Na sala de espera de Daiane, olho o celular de novo e nada de Rui quando milagrosamente o vejo digitando e respondendo que sua chave pix é seu número de celular, mas então ouço uma porta abrindo.
— Liz, pode entrar.
Daiane me recepciona e deixo para pagar Rui depois.
Entro na sala de Daiane que se senta ajeitando a gola do seu terninho rosa claro. Eu coloco meus trabalhos em cima de sua mesa e a mostro um por um reparando sua reação em todos, mas para minha surpresa ela não parece surpresa ou admirada. Ela é de se expressar, mas por que parece indiferente? Espalma as mãos na mesa de madeira e me encara, dando um sorriso enorme.
— Eu amei. Está contratada.
Solto o ar que não percebi que havia prendido. Meu coração está agitado e sinto minhas mãos suarem.
— Muito obrigada, Daiane.
É só o que consigo dizer e repetir.
— Você realmente exprimiu as emoções do meu personagem em suas expressões faciais e gestos na imagem. Não sei dizer qual é minha ilustração favorita.
Eu agradeço, recebendo com carinho seus elogios. Ela franze a testa.
— Mas está faltando algo...
Ai, não. Eu fiz tudo certinho e revisei várias vezes. Do que será que está sentindo falta?
— Uma quarta cena.
— O quê?
Penso alto. Ela se levanta da cadeira vermelha confortável.
— Nada mais justo que uma cena para o capítulo final, quando ele finalmente entende que quem matou seu pai foi ele. Antes dele ir para a sala acolchoada...
Ela fica andando de um lado para outro da sala.
— A cena dele sentado no chão do banheiro em sofrimento profundo. Com olhos fundos e cabeça recostada na parede.
Ela me lembra da cena triste e sorri.
— Eu queria que o leitor imaginasse essa cena, mas decidi que prefiro deixá-la exposta.
E decide isso agora?
— Acabei de decidir.
Daiane responde minha pergunta silenciosa.
Como negar um trabalho depois de finalmente conquistar um contrato? Como explicar que não quero, ou melhor, que não posso ver Rui?
— Ótima ideia.
Sorrio contra minha vontade. Ela agradece e se senta de novo.
— Pode me entregar amanhã?
Fico novamente surpresa. Isso é muito rápido, eu teria que marcar de ver Rui ainda hoje.
— É claro.
Finjo tranquilidade, já que ela não sabe que preciso de outra pessoa para fazer meu trabalho.
Depois de nos despedirmos, saí da sala, digitando uma mensagem para Rui.
“Preciso de mais uma cena, pode me ver hoje?”
Sei que ele deve ter desdenhado ao ler isso, mas o melhor que posso fazer por mim mesma é ser direta e profissional. Rui, surpreendentemente aceita, mas diz que só depois do treino.
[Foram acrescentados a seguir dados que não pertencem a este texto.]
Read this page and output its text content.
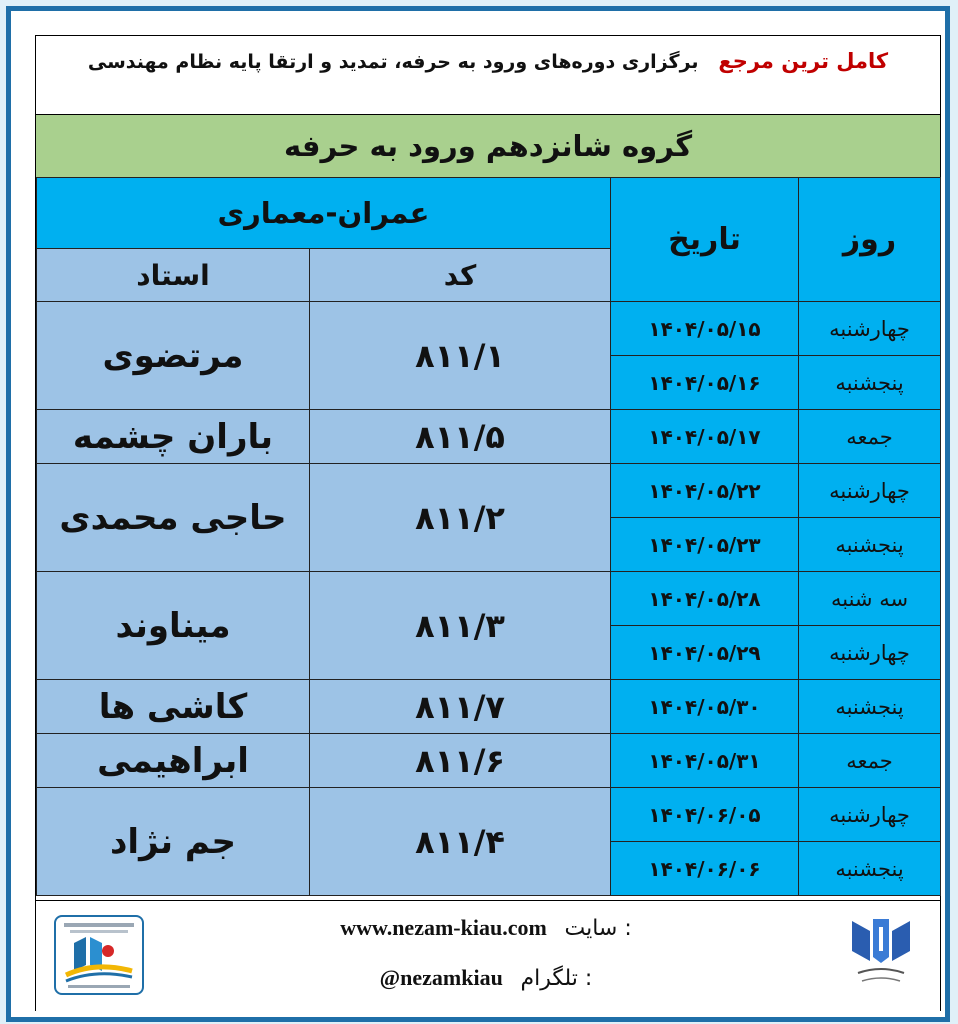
کامل ترین مرجع   برگزاری دوره‌های ورود به حرفه، تمدید و ارتقا پایه نظام مهندسی
گروه شانزدهم ورود به حرفه
عمران-معماری		تاریخ	روز
استاد	کد		
مرتضوی	۸۱۱/۱	۱۴۰۴/۰۵/۱۵	چهارشنبه
		۱۴۰۴/۰۵/۱۶	پنجشنبه
باران چشمه	۸۱۱/۵	۱۴۰۴/۰۵/۱۷	جمعه
حاجی محمدی	۸۱۱/۲	۱۴۰۴/۰۵/۲۲	چهارشنبه
		۱۴۰۴/۰۵/۲۳	پنجشنبه
میناوند	۸۱۱/۳	۱۴۰۴/۰۵/۲۸	سه شنبه
		۱۴۰۴/۰۵/۲۹	چهارشنبه
کاشی ها	۸۱۱/۷	۱۴۰۴/۰۵/۳۰	پنجشنبه
ابراهیمی	۸۱۱/۶	۱۴۰۴/۰۵/۳۱	جمعه
جم نژاد	۸۱۱/۴	۱۴۰۴/۰۶/۰۵	چهارشنبه
		۱۴۰۴/۰۶/۰۶	پنجشنبه
www.nezam-kiau.com سایت :
@nezamkiau تلگرام :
Mesmo preferindo encontrá-lo e fazer logo essa ilustração, eu concordo, sem opção, e agradeço.

***

Chego à academia, mapeando o lugar com os olhos à procura de Rui, mas pelo visto cheguei primeiro.
— Ele ainda não chegou.
Carla diz, passando a mão dentre o cabelo ruivo. Eu coloco meu rabo de cavalo para a frente. Quase respondo com um meneio de cabeça a sua afirmação até me tocar do que ousou insinuar.
— Como?
Questiono, me fazendo de sonsa e fingindo não saber que está falando de Rui. Com certeza reparou nossa pouca interação aqui. Teve muita tensão nas vezes que ele me ajudou com o peso e raiva quando me encarou aquele dia no bebedouro e eu o ignorei, ela reparou esses escassos momentos de proximidade e deduziu certo, que existe alguma coisa entre a gente, mesmo eu precisando de um tempo para saber o que fazer com essa coisa. Carla dá um sorriso falso.
— Estou falando do seu namorado, ele ainda não chegou.
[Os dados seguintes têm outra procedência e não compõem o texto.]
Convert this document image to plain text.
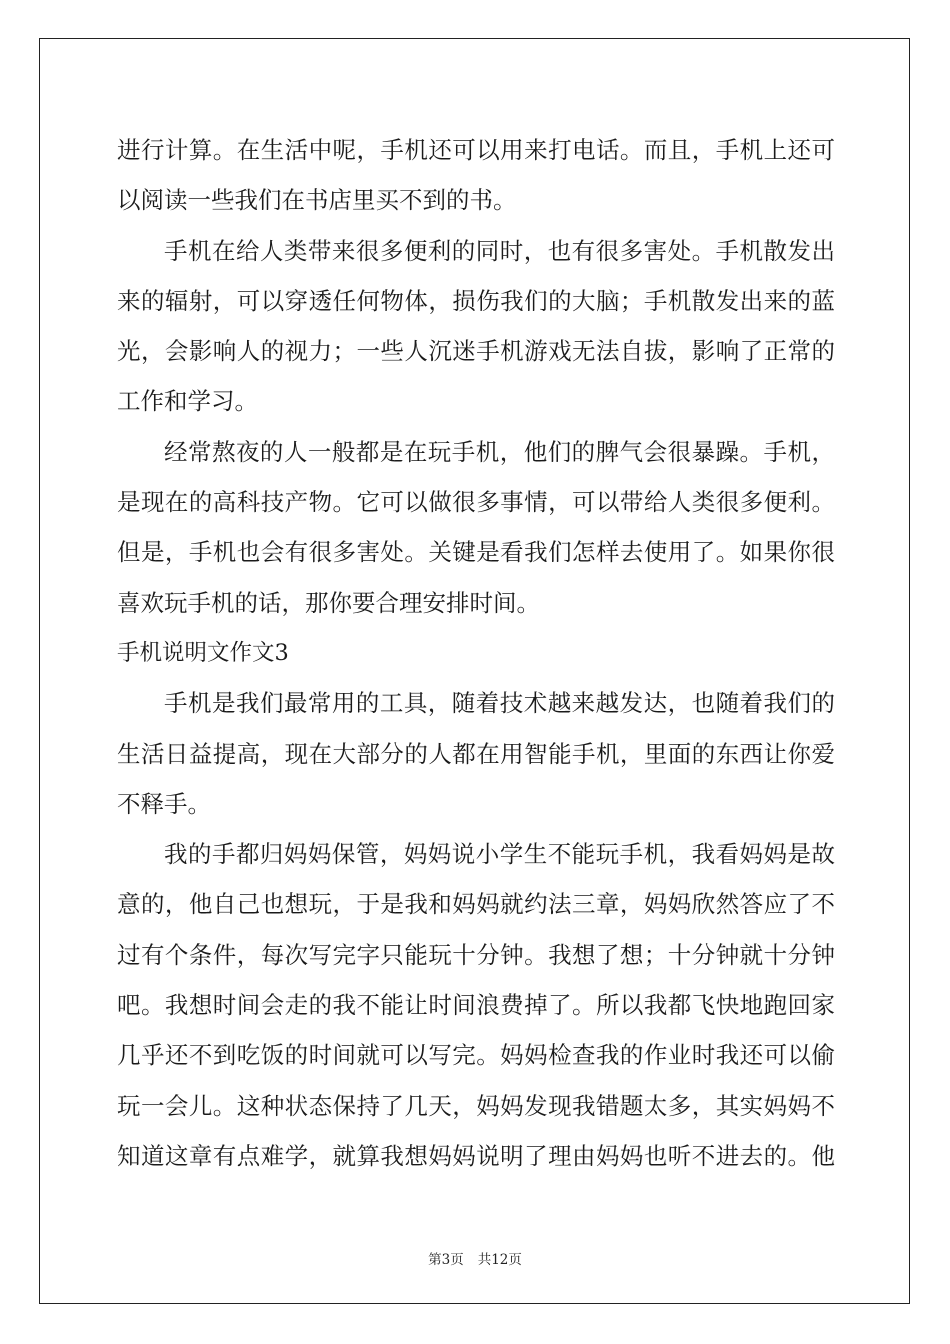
进行计算。在生活中呢，手机还可以用来打电话。而且，手机上还可
以阅读一些我们在书店里买不到的书。
手机在给人类带来很多便利的同时，也有很多害处。手机散发出
来的辐射，可以穿透任何物体，损伤我们的大脑；手机散发出来的蓝
光，会影响人的视力；一些人沉迷手机游戏无法自拔，影响了正常的
工作和学习。
经常熬夜的人一般都是在玩手机，他们的脾气会很暴躁。手机，
是现在的高科技产物。它可以做很多事情，可以带给人类很多便利。
但是，手机也会有很多害处。关键是看我们怎样去使用了。如果你很
喜欢玩手机的话，那你要合理安排时间。
手机说明文作文3
手机是我们最常用的工具，随着技术越来越发达，也随着我们的
生活日益提高，现在大部分的人都在用智能手机，里面的东西让你爱
不释手。
我的手都归妈妈保管，妈妈说小学生不能玩手机，我看妈妈是故
意的，他自己也想玩，于是我和妈妈就约法三章，妈妈欣然答应了不
过有个条件，每次写完字只能玩十分钟。我想了想；十分钟就十分钟
吧。我想时间会走的我不能让时间浪费掉了。所以我都飞快地跑回家
几乎还不到吃饭的时间就可以写完。妈妈检查我的作业时我还可以偷
玩一会儿。这种状态保持了几天，妈妈发现我错题太多，其实妈妈不
知道这章有点难学，就算我想妈妈说明了理由妈妈也听不进去的。他
第3页 共12页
Como essa descarada pode falar comigo assim? Não tem o mínimo de respeito ou de discrição pelo menos? Preciso manter a postura mesmo louca para avançar nela.
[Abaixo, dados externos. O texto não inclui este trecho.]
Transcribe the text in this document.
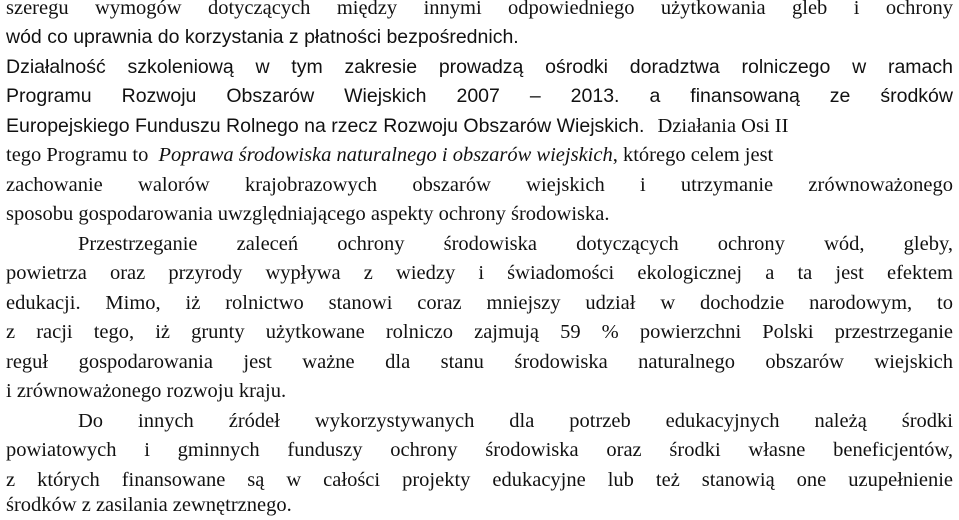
szeregu wymogów dotyczących między innymi odpowiedniego użytkowania gleb i ochrony
wód co uprawnia do korzystania z płatności bezpośrednich.
Działalność szkoleniową w tym zakresie prowadzą ośrodki doradztwa rolniczego w ramach
Programu Rozwoju Obszarów Wiejskich 2007 – 2013. a finansowaną ze środków
Europejskiego Funduszu Rolnego na rzecz Rozwoju Obszarów Wiejskich. Działania Osi II
tego Programu to Poprawa środowiska naturalnego i obszarów wiejskich, którego celem jest
zachowanie walorów krajobrazowych obszarów wiejskich i utrzymanie zrównoważonego
sposobu gospodarowania uwzględniającego aspekty ochrony środowiska.
Przestrzeganie zaleceń ochrony środowiska dotyczących ochrony wód, gleby,
powietrza oraz przyrody wypływa z wiedzy i świadomości ekologicznej a ta jest efektem
edukacji. Mimo, iż rolnictwo stanowi coraz mniejszy udział w dochodzie narodowym, to
z racji tego, iż grunty użytkowane rolniczo zajmują 59 % powierzchni Polski przestrzeganie
reguł gospodarowania jest ważne dla stanu środowiska naturalnego obszarów wiejskich
i zrównoważonego rozwoju kraju.
Do innych źródeł wykorzystywanych dla potrzeb edukacyjnych należą środki
powiatowych i gminnych funduszy ochrony środowiska oraz środki własne beneficjentów,
z których finansowane są w całości projekty edukacyjne lub też stanowią one uzupełnienie
środków z zasilania zewnętrznego.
— Carla, eu não sei do que está falando, eu não tenho namorado.
Minha voz é firme, mas calma. Por enquanto. Ela levanta as sobrancelhas também tingidas e faz da boca fina, uma linha.
— Ah sim.
Seus sorriso falso me irrita, mas consigo responder com um igual, não, um melhor. Dou as costas e passo na catraca eletrônica após digitar minha senha de três dígitos.
Energizo minha raiva de Carla no meu treino e consigo até progredir no peso. Estou treinando inferiores, como antes de ontem.

***

No segundo aparelho, Rui surge no corredor largo, de camiseta preta e boné da mesma cor, mesmo sendo de noite e estando num lugar fechado. Ele mastiga um chiclete e se aproxima de onde estou em câmera lenta. Quando está chegando mais perto, reparo que sua barba está crescendo, o que lhe entrega um visual mais desleixado, que também não é nada mal. Sinto seu perfume amadeirado e suave quando passa por mim. Fico surpresa, não falou comigo tampouco me olhou, eu devo ter parecido uma boba por ter ficado encarando ele. Espero que Carla não reparou isso. Rui passa por mim de volta com uma garrafa de álcool em gel na mão, não tinha nenhuma perto de onde vai treinar seus superiores? Difícil de acreditar. Com certeza está chateado por eu ter sido seca em nossa despedida ontem. Se ele soubesse o motivo de eu querer evitá-lo, não ficaria assim.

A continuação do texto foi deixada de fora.